Assume that actual sales for the month total $750,000 as planned. Actual sales by product are: White, $300,000; Fragrant, $180,000; and Loonzain, $270,000.
Required:
1. Prepare a contribution format income statement for the month based on the actual sales data.
2. Compute the break-even point in dollar sales for the month based on your actual data

Respuesta :

Contribution format income statement

Contribution margin income statements refer to the statement which shows the amount of contribution arrived after deducting all the expenses that are variable from the total revenue amount.
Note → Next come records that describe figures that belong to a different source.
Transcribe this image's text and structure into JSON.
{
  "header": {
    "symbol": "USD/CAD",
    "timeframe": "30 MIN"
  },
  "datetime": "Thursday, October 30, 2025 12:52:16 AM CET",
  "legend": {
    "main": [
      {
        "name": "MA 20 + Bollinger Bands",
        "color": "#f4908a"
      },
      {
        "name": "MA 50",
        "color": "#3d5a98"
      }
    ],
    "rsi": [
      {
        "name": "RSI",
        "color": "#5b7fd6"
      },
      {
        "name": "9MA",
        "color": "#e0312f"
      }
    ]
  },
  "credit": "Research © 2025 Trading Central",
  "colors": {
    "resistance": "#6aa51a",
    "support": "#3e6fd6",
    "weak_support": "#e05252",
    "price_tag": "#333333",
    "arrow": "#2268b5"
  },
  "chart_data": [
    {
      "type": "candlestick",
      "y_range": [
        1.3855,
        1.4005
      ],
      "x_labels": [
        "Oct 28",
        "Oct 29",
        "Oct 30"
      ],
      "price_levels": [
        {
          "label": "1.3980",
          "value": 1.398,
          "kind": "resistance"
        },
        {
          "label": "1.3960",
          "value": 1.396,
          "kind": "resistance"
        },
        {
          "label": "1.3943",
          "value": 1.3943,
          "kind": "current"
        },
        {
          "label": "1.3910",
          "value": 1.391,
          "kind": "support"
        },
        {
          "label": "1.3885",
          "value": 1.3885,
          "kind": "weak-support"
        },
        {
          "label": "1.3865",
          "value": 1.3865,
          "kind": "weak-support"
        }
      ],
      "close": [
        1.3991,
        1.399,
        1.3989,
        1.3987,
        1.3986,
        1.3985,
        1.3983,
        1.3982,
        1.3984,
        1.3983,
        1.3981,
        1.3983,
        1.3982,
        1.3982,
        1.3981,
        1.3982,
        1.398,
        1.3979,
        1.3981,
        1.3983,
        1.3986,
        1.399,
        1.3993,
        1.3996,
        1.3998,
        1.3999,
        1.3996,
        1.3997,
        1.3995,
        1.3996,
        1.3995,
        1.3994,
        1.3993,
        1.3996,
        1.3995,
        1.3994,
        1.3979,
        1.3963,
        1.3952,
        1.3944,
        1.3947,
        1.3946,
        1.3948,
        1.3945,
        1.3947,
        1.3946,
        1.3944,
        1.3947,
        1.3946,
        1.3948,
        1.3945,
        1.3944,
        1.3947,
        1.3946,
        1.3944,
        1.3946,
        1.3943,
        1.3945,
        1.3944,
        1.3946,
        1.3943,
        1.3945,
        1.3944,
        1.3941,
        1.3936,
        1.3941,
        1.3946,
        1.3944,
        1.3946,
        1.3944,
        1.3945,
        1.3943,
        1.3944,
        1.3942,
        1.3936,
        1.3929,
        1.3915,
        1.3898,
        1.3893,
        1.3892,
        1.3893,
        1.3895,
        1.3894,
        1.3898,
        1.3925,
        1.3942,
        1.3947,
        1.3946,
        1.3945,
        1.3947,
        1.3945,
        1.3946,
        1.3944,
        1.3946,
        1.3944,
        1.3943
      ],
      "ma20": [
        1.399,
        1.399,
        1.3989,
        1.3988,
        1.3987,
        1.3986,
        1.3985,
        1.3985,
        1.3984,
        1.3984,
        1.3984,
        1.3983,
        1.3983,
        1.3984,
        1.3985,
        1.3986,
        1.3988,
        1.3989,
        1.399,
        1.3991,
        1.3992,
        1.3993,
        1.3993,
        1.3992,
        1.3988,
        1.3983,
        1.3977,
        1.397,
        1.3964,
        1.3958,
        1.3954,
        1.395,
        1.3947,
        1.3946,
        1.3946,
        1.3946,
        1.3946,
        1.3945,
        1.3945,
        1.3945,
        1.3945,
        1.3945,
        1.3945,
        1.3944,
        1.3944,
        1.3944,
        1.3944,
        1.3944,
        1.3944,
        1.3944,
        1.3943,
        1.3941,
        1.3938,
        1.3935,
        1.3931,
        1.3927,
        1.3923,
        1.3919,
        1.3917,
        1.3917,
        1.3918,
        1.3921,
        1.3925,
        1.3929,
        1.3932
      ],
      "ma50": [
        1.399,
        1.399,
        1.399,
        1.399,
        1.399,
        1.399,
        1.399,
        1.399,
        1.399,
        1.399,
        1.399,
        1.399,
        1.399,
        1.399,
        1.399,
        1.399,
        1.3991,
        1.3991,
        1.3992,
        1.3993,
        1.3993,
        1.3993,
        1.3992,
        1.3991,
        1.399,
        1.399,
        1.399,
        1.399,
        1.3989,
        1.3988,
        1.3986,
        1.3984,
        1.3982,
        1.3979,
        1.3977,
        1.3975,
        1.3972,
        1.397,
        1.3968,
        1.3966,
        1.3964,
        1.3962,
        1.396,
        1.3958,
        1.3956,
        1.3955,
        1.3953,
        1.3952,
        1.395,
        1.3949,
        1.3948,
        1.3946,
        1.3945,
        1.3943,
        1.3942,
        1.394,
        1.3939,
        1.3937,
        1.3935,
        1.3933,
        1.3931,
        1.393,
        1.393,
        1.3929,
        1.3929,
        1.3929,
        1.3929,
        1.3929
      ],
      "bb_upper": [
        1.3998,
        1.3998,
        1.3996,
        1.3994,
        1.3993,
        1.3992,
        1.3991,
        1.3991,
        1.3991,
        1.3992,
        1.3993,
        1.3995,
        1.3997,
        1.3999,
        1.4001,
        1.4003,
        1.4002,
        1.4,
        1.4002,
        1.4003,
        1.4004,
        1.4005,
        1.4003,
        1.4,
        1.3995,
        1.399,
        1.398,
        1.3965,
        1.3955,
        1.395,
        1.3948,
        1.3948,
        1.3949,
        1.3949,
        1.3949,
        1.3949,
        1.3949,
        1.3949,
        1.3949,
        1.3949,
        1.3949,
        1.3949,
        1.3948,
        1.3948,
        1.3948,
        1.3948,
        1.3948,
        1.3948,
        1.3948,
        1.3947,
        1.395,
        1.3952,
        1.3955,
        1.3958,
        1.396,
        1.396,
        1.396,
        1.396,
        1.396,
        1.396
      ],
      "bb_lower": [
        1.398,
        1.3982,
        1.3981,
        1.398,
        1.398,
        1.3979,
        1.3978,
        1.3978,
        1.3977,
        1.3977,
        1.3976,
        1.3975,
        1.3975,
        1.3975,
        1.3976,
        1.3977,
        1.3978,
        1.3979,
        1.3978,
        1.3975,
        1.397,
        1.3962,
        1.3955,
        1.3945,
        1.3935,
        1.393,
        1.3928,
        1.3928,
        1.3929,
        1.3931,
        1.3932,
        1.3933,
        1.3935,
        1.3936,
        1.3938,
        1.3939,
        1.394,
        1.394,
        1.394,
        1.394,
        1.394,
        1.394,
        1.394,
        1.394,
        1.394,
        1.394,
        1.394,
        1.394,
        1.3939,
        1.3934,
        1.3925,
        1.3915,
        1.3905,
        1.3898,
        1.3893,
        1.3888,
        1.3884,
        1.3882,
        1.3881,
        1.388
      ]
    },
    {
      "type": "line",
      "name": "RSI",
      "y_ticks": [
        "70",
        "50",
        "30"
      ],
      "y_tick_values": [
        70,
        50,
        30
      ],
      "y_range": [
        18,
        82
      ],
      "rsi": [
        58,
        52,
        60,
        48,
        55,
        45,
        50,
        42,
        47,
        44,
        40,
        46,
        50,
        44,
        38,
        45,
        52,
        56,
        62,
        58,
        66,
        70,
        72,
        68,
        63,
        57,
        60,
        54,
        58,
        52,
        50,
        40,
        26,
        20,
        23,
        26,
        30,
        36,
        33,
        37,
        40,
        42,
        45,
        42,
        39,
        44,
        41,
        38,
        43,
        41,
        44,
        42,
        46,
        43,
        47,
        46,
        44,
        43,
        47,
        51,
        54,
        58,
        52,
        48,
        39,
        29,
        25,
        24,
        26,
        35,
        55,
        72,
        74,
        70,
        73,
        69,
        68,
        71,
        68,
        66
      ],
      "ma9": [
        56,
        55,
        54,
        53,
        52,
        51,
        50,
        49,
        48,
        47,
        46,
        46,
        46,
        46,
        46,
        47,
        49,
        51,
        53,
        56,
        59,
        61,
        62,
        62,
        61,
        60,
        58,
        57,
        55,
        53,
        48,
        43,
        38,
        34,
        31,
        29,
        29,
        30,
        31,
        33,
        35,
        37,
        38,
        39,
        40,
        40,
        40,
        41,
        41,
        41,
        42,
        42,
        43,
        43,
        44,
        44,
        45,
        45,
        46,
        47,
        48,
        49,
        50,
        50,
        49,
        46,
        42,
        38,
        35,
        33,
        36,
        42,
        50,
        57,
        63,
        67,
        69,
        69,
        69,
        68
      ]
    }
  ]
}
Then, further fixed expenses are deducted from the contribution to get the net profit/loss of the business entity.

break-even point

The Break-Even Point The break-even point (BEP) in economics, business —and specifically cost accounting —is the point at which total cost and total revenue are equal, i.e. "even". There is no net loss or gain, and one has "broken even", though opportunity costs have been paid and capital has received the risk-adjusted, expected return.